Program bus sekolah gratis di Belitung Timur merupakan wujud nyata komitmen Pemerintah Kabupaten (Pemkab) Belitung Timur terhadap dunia pendidikan dan masa depan anak, termasuk kelompok disabilitas.
Film Laskar Pelangi membawa dampak transformatif bagi Belitung Timur. Daerah yang sebelumnya dikenal luas sebagai pulau penghasil tambang timah kini telah berganti citra menjadi destinasi wisata edukatif yang terkenal secara nasional maupun internasional.
Meskipun aktivitas pertambangan timah masih berlangsung, perannya dalam ekonomi daerah sudah jauh berkurang dibandingkan masa lalu.
Pemkab Belitung Timur menunjukkan komitmen kuat terhadap akses pendidikan dan keselamatan pelajar melalui layanan bus sekolah gratis yang dikelola Dinas Perhubungan.
Program ini dirancang strategis untuk menjangkau wilayah dengan minimnya angkutan umum.
Inisiatif penting ini didukung penuh oleh APBD 2025 yang disahkan sebesar Rp966,2 miliar, mencerminkan prioritas Pemkab Belitung Timur dalam meningkatkan aksesibilitas dan mendorong budaya penggunaan transportasi umum di kalangan generasi muda.

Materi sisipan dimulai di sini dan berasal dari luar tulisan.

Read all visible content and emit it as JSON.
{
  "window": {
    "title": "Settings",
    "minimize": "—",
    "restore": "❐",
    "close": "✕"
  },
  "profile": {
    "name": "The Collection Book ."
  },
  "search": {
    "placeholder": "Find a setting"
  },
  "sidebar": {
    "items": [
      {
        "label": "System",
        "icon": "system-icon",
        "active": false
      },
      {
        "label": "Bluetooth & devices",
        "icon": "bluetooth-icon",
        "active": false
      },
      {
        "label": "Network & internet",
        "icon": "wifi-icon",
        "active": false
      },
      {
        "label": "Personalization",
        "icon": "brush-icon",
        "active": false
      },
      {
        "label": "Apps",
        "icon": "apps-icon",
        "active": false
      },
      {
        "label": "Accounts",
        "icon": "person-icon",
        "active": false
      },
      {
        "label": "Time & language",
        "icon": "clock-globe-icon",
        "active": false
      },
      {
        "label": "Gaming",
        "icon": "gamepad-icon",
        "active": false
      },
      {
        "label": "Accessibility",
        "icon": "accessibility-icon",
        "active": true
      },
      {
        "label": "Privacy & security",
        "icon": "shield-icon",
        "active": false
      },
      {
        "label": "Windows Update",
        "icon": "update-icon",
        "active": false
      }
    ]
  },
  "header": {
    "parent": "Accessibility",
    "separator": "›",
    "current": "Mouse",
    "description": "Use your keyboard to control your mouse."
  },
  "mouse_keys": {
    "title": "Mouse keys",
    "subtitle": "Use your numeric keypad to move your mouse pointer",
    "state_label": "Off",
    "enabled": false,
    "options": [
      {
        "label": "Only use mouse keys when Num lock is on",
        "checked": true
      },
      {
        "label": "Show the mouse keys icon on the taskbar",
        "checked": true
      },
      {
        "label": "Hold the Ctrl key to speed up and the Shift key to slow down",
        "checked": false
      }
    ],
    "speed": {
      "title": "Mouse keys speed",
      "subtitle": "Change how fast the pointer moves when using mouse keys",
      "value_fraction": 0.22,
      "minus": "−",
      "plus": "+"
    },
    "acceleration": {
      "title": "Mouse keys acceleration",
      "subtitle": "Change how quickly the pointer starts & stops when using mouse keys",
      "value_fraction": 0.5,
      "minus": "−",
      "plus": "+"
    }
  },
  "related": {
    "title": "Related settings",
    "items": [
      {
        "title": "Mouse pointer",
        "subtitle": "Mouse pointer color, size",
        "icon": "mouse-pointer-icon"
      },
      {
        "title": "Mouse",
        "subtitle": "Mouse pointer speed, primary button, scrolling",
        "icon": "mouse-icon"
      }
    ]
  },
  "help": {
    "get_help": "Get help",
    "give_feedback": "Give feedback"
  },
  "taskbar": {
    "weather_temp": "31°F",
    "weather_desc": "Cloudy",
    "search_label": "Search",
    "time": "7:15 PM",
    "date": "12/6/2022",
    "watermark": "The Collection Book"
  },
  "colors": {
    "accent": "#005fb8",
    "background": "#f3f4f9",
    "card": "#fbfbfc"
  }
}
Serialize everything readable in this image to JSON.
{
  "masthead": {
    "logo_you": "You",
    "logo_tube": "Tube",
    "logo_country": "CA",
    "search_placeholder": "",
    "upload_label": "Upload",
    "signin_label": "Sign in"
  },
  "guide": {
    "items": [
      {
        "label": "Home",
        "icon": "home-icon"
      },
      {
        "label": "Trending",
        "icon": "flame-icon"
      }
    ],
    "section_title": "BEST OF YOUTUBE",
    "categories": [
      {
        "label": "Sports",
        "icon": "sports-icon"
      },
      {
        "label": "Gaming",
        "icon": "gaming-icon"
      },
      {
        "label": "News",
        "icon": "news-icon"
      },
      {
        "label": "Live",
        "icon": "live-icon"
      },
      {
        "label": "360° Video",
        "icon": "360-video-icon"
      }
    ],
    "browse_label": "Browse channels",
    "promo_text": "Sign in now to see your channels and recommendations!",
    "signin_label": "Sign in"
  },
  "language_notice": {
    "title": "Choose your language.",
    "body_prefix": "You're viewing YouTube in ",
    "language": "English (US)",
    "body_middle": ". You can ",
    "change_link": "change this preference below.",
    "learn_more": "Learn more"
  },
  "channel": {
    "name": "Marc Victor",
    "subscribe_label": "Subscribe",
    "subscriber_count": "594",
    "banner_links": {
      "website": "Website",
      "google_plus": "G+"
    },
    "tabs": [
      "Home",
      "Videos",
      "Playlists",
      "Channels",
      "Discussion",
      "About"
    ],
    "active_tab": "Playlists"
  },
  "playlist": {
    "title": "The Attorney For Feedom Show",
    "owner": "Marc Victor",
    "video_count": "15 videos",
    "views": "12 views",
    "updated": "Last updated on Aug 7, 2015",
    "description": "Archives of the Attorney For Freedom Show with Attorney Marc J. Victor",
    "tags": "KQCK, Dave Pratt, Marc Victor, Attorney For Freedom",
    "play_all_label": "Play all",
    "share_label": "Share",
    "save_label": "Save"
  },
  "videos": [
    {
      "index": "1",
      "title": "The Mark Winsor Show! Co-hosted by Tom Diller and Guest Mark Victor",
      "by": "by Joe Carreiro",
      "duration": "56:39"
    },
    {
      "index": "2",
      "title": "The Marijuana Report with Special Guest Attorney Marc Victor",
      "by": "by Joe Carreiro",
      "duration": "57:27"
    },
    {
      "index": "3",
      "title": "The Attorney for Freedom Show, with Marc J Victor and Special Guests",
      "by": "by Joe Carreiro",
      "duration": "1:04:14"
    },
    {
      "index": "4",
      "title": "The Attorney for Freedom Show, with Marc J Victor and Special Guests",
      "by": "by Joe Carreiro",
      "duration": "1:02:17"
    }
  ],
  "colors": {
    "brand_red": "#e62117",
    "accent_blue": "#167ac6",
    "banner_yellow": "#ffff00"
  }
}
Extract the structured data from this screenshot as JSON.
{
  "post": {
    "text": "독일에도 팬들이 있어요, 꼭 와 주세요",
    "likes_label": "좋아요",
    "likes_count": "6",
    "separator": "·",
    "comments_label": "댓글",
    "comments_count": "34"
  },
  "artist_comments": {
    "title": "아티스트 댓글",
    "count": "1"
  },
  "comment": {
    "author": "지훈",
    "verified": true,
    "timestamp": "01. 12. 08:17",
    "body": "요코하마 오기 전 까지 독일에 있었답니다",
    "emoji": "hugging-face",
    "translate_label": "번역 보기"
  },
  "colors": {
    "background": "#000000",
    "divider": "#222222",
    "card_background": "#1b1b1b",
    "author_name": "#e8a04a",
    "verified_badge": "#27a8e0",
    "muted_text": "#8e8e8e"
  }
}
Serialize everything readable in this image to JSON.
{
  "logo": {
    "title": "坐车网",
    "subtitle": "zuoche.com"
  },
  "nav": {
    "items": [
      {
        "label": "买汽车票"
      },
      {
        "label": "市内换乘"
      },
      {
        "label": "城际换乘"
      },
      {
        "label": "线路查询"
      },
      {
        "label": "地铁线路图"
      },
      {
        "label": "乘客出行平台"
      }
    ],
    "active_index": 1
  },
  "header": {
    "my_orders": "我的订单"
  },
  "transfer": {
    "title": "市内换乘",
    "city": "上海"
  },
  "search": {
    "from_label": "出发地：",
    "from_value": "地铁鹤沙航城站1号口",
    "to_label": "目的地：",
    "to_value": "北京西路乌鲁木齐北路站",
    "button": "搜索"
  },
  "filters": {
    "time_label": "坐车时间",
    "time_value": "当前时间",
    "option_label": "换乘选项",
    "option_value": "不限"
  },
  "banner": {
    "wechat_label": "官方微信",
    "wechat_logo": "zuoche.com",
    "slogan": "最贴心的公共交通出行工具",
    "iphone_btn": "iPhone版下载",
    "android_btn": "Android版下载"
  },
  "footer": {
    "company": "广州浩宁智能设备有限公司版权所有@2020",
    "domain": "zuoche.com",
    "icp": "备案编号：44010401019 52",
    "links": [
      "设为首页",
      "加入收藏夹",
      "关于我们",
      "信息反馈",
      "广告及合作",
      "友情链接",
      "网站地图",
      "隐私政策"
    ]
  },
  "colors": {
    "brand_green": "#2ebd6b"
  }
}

Per tahun 2025, berdasarkan data Dinas Perhubungan Kabupaten Belitung Timur, terdapat 5 unit bus sekolah yang beroperasi secara aktif melayani lima kecamatan. Layanan ini secara khusus menargetkan siswa SMP dan SMA, termasuk menyediakan angkutan khusus bagi siswa disabilitas.
Armada yang digunakan terdiri dari mikrobus berkapasitas 19 tempat duduk untuk rute Gantung – Manggar, Simpang Pesak dan Kelapa Kampit – Damar, sedangkan rute Kelapa Kampit, serta Dendang dilayani oleh bus sedang berkapasitas 24 tempat duduk.
Layanan bus sekolah di Kabupaten Belitung Timur dirancang untuk melayani berbagai kebutuhan pelajar, mulai dari layanan khusus hingga koridor reguler.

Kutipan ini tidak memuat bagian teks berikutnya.